D-Rev’s framework for conceptualizing systems change

In order to establish a common language for speaking about systems change, we adapted a framework originally developed by the USAID Center for Accelerating Innovation and Impact (CII) in their 2014 report Healthy Markets for Global Health: A Market Shaping Primer.

We agreed that a healthy market system could be characterized by five main attributes: affordability; availability; assured quality; appropriate design; and awareness, evidence, and training. and by diagnosing the “health” of each attribute we might begin to understand gaps and opportunities in the system. The five attributes are defined below:

Above: “5As” framework detailing the characteristics of a healthy market. Adapted for D-Rev from USAID-CII’s “Healthy Markets for Global Health: A Market Shaping Primer”. Credit: Katie Guidera.

By developing a common understanding of what these attributes are and how we might assess their level of “health”, we can more easily monitor and measure the overall health of the system before, during, and after we bring any new product to market.

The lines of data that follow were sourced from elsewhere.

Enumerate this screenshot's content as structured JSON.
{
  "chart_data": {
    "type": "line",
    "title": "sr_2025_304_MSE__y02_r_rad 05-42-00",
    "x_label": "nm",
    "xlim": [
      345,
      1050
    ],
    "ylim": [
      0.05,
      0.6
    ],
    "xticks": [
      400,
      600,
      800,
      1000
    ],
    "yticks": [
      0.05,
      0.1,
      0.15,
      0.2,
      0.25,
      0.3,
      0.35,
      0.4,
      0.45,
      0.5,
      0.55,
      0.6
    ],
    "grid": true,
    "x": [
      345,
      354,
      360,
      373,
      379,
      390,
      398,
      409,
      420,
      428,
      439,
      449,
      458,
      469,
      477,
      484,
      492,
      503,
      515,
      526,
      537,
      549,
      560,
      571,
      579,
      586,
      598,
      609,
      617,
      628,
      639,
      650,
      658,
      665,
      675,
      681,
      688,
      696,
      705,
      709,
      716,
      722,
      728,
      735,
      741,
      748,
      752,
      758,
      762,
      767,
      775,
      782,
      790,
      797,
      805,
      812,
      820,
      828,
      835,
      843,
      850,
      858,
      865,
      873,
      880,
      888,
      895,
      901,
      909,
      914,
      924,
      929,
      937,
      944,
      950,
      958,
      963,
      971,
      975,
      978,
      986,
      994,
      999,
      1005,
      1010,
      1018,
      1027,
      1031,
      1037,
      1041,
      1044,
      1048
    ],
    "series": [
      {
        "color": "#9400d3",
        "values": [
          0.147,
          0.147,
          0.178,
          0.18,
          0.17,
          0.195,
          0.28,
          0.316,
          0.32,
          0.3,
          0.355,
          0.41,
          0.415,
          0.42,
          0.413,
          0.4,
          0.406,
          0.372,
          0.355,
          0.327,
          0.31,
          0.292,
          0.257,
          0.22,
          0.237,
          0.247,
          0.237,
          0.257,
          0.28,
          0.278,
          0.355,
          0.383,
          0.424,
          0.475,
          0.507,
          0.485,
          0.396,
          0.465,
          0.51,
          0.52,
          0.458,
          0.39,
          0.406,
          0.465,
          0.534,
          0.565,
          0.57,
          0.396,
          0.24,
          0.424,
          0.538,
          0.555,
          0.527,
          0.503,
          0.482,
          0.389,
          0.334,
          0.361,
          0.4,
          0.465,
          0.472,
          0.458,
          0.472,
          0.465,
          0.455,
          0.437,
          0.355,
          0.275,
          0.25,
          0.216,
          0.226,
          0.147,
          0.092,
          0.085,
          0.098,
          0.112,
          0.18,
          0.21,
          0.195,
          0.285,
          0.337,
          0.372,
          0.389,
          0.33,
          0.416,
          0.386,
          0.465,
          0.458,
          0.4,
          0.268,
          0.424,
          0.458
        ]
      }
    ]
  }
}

Integrating systems change measurement into our organization

Once we established the 5As framework, we developed a structured process for D-Rev to apply the 5As throughout its product development process to diagnose the system, define actions, and measure change over time.

We aligned our systems change measurement approach closely with the stages of our product development process so that at each stage of product development we can integrate tools that help us measure systems change. These integration points allow us to embed systems thinking into our existing processes, data collection mechanisms, and fieldwork efforts over the lifecycle of each new product.

Above: Steps for integrating systems measurement into D-Rev’s product development process. Integration allows us to embed systems thinking into our existing processes, data collection mechanisms, and fieldwork efforts over the lifecycle of each new product. Credit: Katie Guidera.

Next Steps for D-Rev

As a next step, our team will begin piloting the process and tools we’ve developed. We are eager to put them into practice so that we can continue to adapt and mature our systems-thinking approach.

Above all else, this process has informed us that systems thinking is not a new or revolutionary concept to our team—we have been operating with a systems mindset in many ways already. However, taking these steps to formalize our understanding and approach to systems thinking has helped to mature our perspective, patch holes in our impact thesis that we didn’t realize were there, and increase our awareness of how we play into a much larger ecosystem of actors.

We ultimately hope that our efforts will lead to more holistic solutions and greater impact as we continue on our mission to close the healthcare quality gap for underserved patients globally.

About the Author: Katie Guidera is a 2018 Summer Associate at the Draper Richards Kaplan Foundation, which supports D-Rev and other high-impact social enterprises. Outside of her work with DRK and D-Rev, Katie is pursuing her MBA at the Harvard Business School where she is exploring the intersections of social impact, innovative financing, and technology. Katie received her BA from Duke University where she studied Global Mental Health, and is the co-founder of One Sun Health, a non-profit which promotes sustainable, locally-driven solutions to public health challenges in South Africa.